In quel tempo, gli undici discepoli andarono in Galilea, sul monte che Gesù aveva loro indicato. Quando lo videro, si prostrarono. Essi però dubitarono. Gesù si avvicinò e disse loro: «A me è stato dato ogni potere in cielo e sulla terra. Andate dunque e fate discepoli tutti i popoli, battezzandoli nel nome del Padre e del Figlio e dello Spirito Santo, insegnando loro a osservare tutto ciò che vi ho comandato. Ed ecco, io sono con voi tutti i giorni, fino alla fine del mondo».

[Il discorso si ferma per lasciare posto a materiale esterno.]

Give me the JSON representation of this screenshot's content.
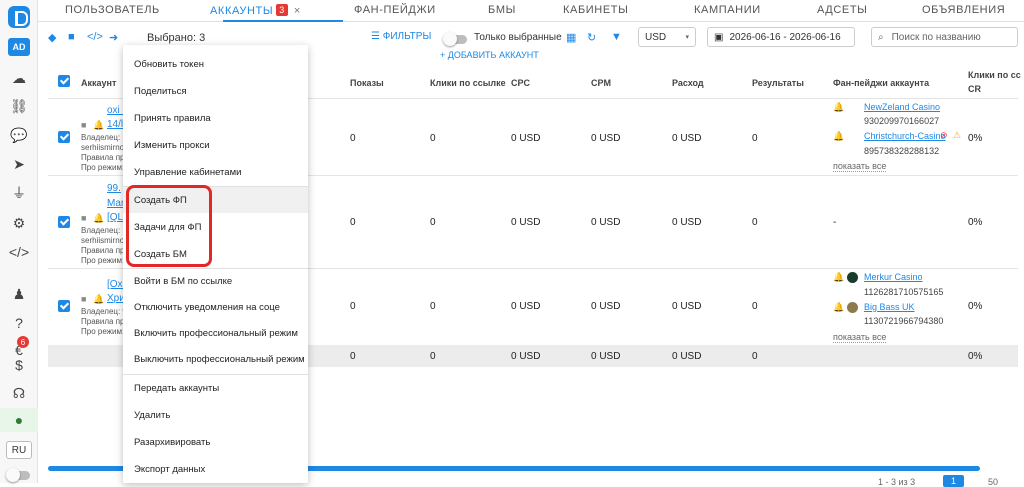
{
  "sidebar": {
    "ad_label": "AD",
    "ru_label": "RU",
    "badge_count": "6",
    "icons": [
      "cloud-upload-icon",
      "hierarchy-icon",
      "chat-icon",
      "cursor-icon",
      "plug-icon",
      "gear-icon",
      "code-icon",
      "user-spy-icon",
      "help-icon",
      "euro-icon",
      "dollar-icon",
      "headset-icon",
      "bulb-icon"
    ]
  },
  "tabs": [
    {
      "label": "ПОЛЬЗОВАТЕЛЬ"
    },
    {
      "label": "АККАУНТЫ",
      "badge": "3",
      "close": "×"
    },
    {
      "label": "ФАН-ПЕЙДЖИ"
    },
    {
      "label": "БМЫ"
    },
    {
      "label": "КАБИНЕТЫ"
    },
    {
      "label": "КАМПАНИИ"
    },
    {
      "label": "АДСЕТЫ"
    },
    {
      "label": "ОБЪЯВЛЕНИЯ"
    }
  ],
  "toolbar": {
    "selected": "Выбрано: 3",
    "filters": "ФИЛЬТРЫ",
    "only_selected": "Только выбранные",
    "add_account": "+ ДОБАВИТЬ АККАУНТ",
    "currency": "USD",
    "date_range": "2026-06-16 - 2026-06-16",
    "search_placeholder": "Поиск по названию"
  },
  "table": {
    "headers": {
      "account": "Аккаунт",
      "impressions": "Показы",
      "clicks": "Клики по ссылке",
      "cpc": "CPC",
      "cpm": "CPM",
      "spend": "Расход",
      "results": "Результаты",
      "fanpages": "Фан-пейджи аккаунта",
      "clicks_cut": "Клики по сс",
      "cr": "CR"
    },
    "rows": [
      {
        "name1": "oxi l",
        "name2": "14/l",
        "owner": "Владелец:",
        "owner_name": "serhiismirnov",
        "rules": "Правила пра",
        "pro": "Про режим:",
        "impressions": "0",
        "clicks": "0",
        "cpc": "0 USD",
        "cpm": "0 USD",
        "spend": "0 USD",
        "results": "0",
        "fp": [
          {
            "name": "NewZeland Casino",
            "id": "930209970166027"
          },
          {
            "name": "Christchurch-Casino",
            "id": "895738328288132"
          }
        ],
        "show_all": "показать все",
        "cr": "0%"
      },
      {
        "name1": "99.",
        "name2": "Mar",
        "name3": "[QL",
        "owner": "Владелец:",
        "owner_name": "serhiismirnov",
        "rules": "Правила пра",
        "pro": "Про режим:",
        "impressions": "0",
        "clicks": "0",
        "cpc": "0 USD",
        "cpm": "0 USD",
        "spend": "0 USD",
        "results": "0",
        "fp_empty": "-",
        "cr": "0%"
      },
      {
        "name1": "[Oxo",
        "name2": "Хри",
        "owner": "Владелец: w",
        "rules": "Правила пра",
        "pro": "Про режим:",
        "impressions": "0",
        "clicks": "0",
        "cpc": "0 USD",
        "cpm": "0 USD",
        "spend": "0 USD",
        "results": "0",
        "fp": [
          {
            "name": "Merkur Casino",
            "id": "1126281710575165"
          },
          {
            "name": "Big Bass UK",
            "id": "1130721966794380"
          }
        ],
        "show_all": "показать все",
        "cr": "0%"
      }
    ],
    "total": {
      "impressions": "0",
      "clicks": "0",
      "cpc": "0 USD",
      "cpm": "0 USD",
      "spend": "0 USD",
      "results": "0",
      "cr": "0%"
    }
  },
  "context_menu": {
    "items": [
      "Обновить токен",
      "Поделиться",
      "Принять правила",
      "Изменить прокси",
      "Управление кабинетами",
      "Создать ФП",
      "Задачи для ФП",
      "Создать БМ",
      "Войти в БМ по ссылке",
      "Отключить уведомления на соце",
      "Включить профессиональный режим",
      "Выключить профессиональный режим",
      "Передать аккаунты",
      "Удалить",
      "Разархивировать",
      "Экспорт данных"
    ]
  },
  "pagination": {
    "range": "1 - 3 из 3",
    "page": "1",
    "per_page": "50"
  },
  "colors": {
    "accent": "#1e88e5",
    "highlight": "#e32626"
  }
}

La liturgia della Chiesa, in questa prima domenica dopo Pentecoste, celebra la festa della Santissima Trinità. I discepoli, dopo aver ricevuto lo Spirito Santo, escono dalle mura ristrette e chiuse della casa, dove si trovavano per paura, e iniziano a comunicare e testimoniare il Vangelo e a battezzare i primi convertiti alla fede, seguendo così l’invito di Gesù: “Andate dunque e fate discepoli tutti i popoli, battezzandoli nel nome del Padre e del Figlio e dello Spirito Santo”. Padre, Figlio e Spirito Santo sono l’origine, la finalità, il sostegno della Chiesa nata nel giorno di Pentecoste, segno dell’unità di tutto il genere umano. La Chiesa viene dall’alto, da Dio e non è il risultato della convergenza di interessi di persone o la somma di individui che decidono di stare assieme, ma un mistero di comunione. Ascoltare il Vangelo significa essere accolti nel mistero della Trinità, nella comunione con Dio, dono inestimabile.

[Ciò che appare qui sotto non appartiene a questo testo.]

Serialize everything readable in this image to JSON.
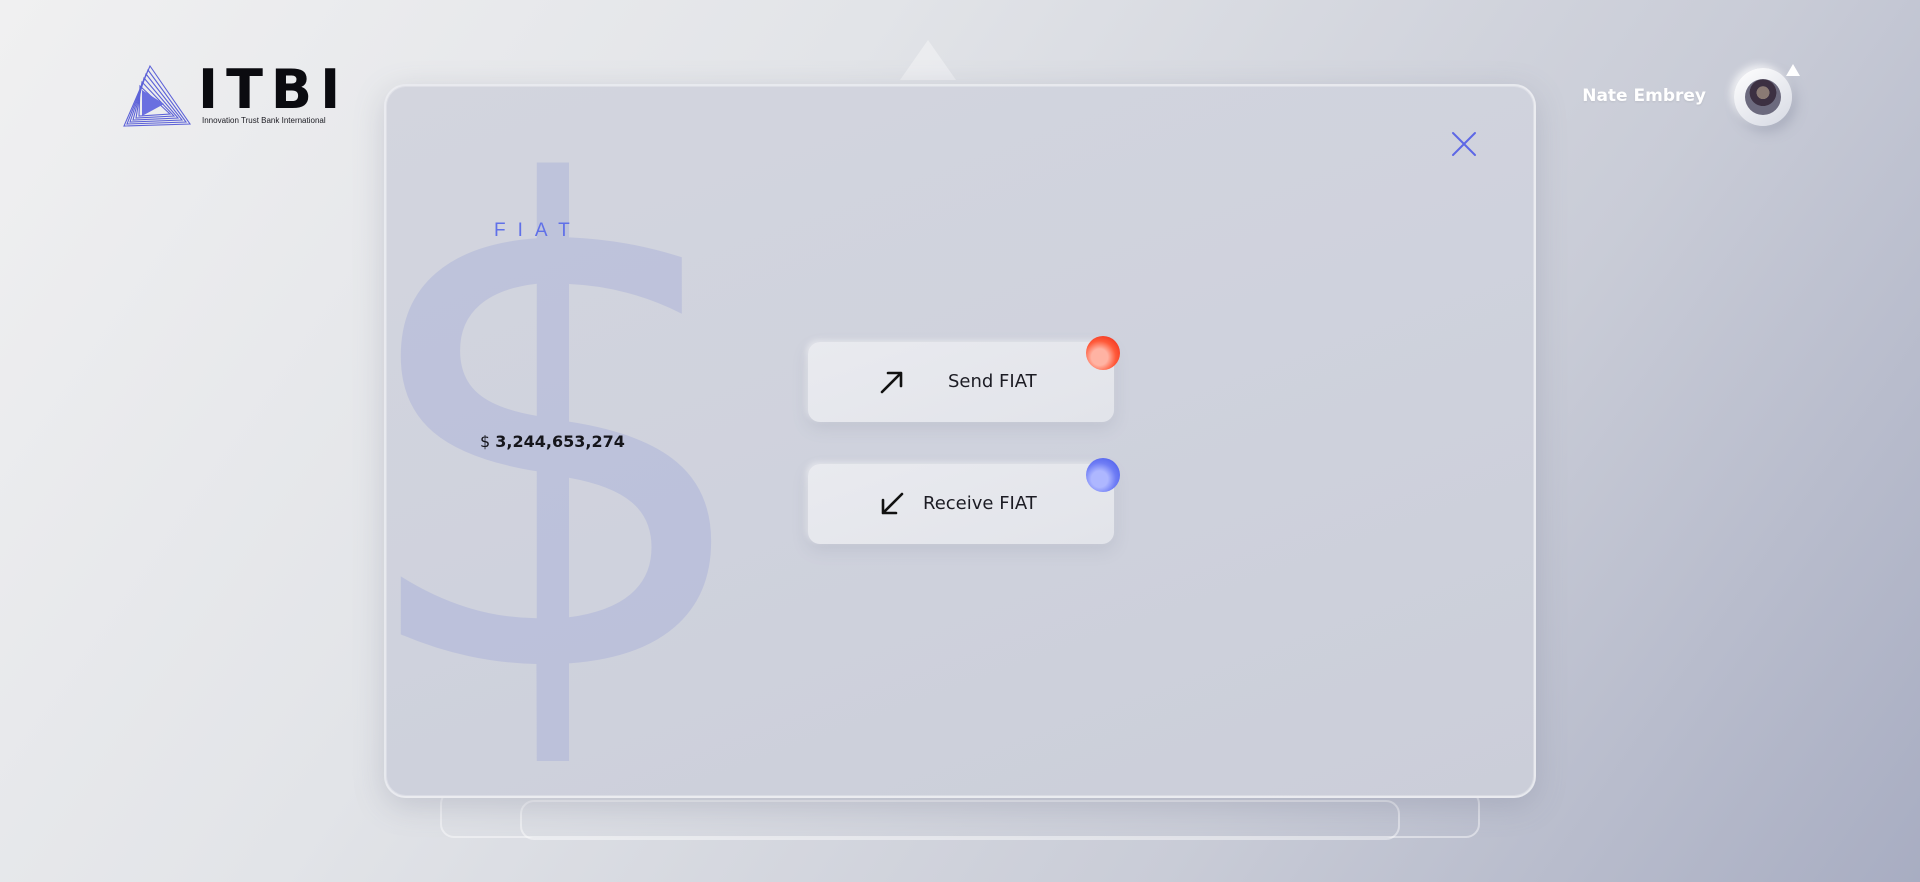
{
  "brand": {
    "name": "ITBI",
    "tagline": "Innovation Trust Bank International"
  },
  "user": {
    "name": "Nate Embrey"
  },
  "panel": {
    "title": "FIAT",
    "balance_currency": "$",
    "balance_value": "3,244,653,274",
    "background_glyph": "$"
  },
  "actions": {
    "send_label": "Send FIAT",
    "receive_label": "Receive FIAT"
  },
  "icons": {
    "close": "close-icon",
    "send": "arrow-up-right-icon",
    "receive": "arrow-down-left-icon",
    "logo": "triangle-play-logo",
    "notification": "notification-triangle-icon"
  },
  "colors": {
    "accent": "#6070e8",
    "send_indicator": "#f02a1a",
    "receive_indicator": "#4a5cec"
  }
}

Quello di questa domenica è il tratto di Vangelo che conclude il racconto di Matteo e che suggella la missione di Gesù sulla terra e quella dei discepoli nel mondo: “Andate dunque e fate discepoli tutti i popoli”. È questa la missione che spetta a ciascuno di noi, quella di testimoniare l’amore di Cristo per ogni uomo e la sua salvezza. Annuncio e testimonianza sono da viversi in ogni luogo della terra, nei luoghi vicini, la nostra città, il nostro quartiere, il nostro condominio, la nostra famiglia; e nei paesi lontani, dovunque ci troviamo a vivere, in ogni luogo della terra in cui la nostra esistenza si realizza.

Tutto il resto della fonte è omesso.